Charité Berlin

Warum Streikabbruch trotz Kampfbereitschaft?

Mit einer deutlich gesteigerten Ankündigungen von Bettensperrungen, Bereichsschließungen und OP-Ausfällen hatte sich die Belegschaft der Charité auf den erneuten Streikbeginn am 4. Oktober vorbereitet.

Korrespondenz aus Berlin

Offensichtlich beeindruckt von der wachsenden Streikbereitschaft reagierte der Charité-Vorstand und seine Dienstherren der Berliner SPD/Linkspartei/Grünen-Senat mit einem neuen „Angebot“ der Wiedereinsetzung des im Mai seitens ver.di wegen Wirkungslosigkeit gekündigten Tarifvertrags-Gesundheitsschutz.

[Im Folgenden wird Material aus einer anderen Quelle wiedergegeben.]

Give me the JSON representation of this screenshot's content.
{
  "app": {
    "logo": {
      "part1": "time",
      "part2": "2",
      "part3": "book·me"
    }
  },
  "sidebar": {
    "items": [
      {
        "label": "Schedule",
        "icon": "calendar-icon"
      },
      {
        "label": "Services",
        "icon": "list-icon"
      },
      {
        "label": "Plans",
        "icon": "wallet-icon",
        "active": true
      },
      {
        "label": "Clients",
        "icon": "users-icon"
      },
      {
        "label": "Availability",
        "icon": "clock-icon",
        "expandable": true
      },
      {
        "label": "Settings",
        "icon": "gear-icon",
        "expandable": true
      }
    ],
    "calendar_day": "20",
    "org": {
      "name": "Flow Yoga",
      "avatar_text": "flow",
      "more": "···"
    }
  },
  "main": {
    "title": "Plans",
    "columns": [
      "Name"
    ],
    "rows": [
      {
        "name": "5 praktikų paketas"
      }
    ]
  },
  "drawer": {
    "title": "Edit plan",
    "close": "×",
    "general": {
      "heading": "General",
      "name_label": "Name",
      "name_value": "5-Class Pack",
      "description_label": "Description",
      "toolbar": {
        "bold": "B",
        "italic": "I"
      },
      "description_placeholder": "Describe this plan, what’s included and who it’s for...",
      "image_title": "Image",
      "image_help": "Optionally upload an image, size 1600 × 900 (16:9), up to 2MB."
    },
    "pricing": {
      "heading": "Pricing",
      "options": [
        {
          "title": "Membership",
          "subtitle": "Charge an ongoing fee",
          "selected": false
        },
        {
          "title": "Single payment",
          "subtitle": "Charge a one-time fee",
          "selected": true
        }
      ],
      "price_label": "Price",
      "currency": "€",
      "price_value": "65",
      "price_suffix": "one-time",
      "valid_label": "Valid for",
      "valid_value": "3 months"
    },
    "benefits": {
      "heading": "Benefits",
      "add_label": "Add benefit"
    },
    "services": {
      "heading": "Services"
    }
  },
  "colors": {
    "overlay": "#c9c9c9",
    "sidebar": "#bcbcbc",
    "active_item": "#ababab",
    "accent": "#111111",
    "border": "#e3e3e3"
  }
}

Neues Angebot ist alter Wein in neuen Schläuchen

Das plötzliche „Angebot“ ist aber nur alter Wein und dazu auch noch in alten Schläuchen. Nirgendwo beinhaltet sind wirklich verbindliche Regeln der Personalbemessung und dann auch realen Personalbesetzung durchzusetzen. Verhandelt werden soll lediglich den alten TV-Gesundheitsschutz wieder in Kraft zu setzen, mit einem besseren Reporting, garniert mit Wellnesskursen. Reporting ändert aber nichts an den katastrophalen Arbeitsbedingungen.

 

Schon der alte TV-Gesundheitsschutz ist aus Sicht der KollegInnen gescheitert weil nirgends wirklich verbindliche Regeln darin enthalten sind. Im Gegenteil, das Personal soll rückblickend über zwei Quartale im Durchschnitt bemessen werden.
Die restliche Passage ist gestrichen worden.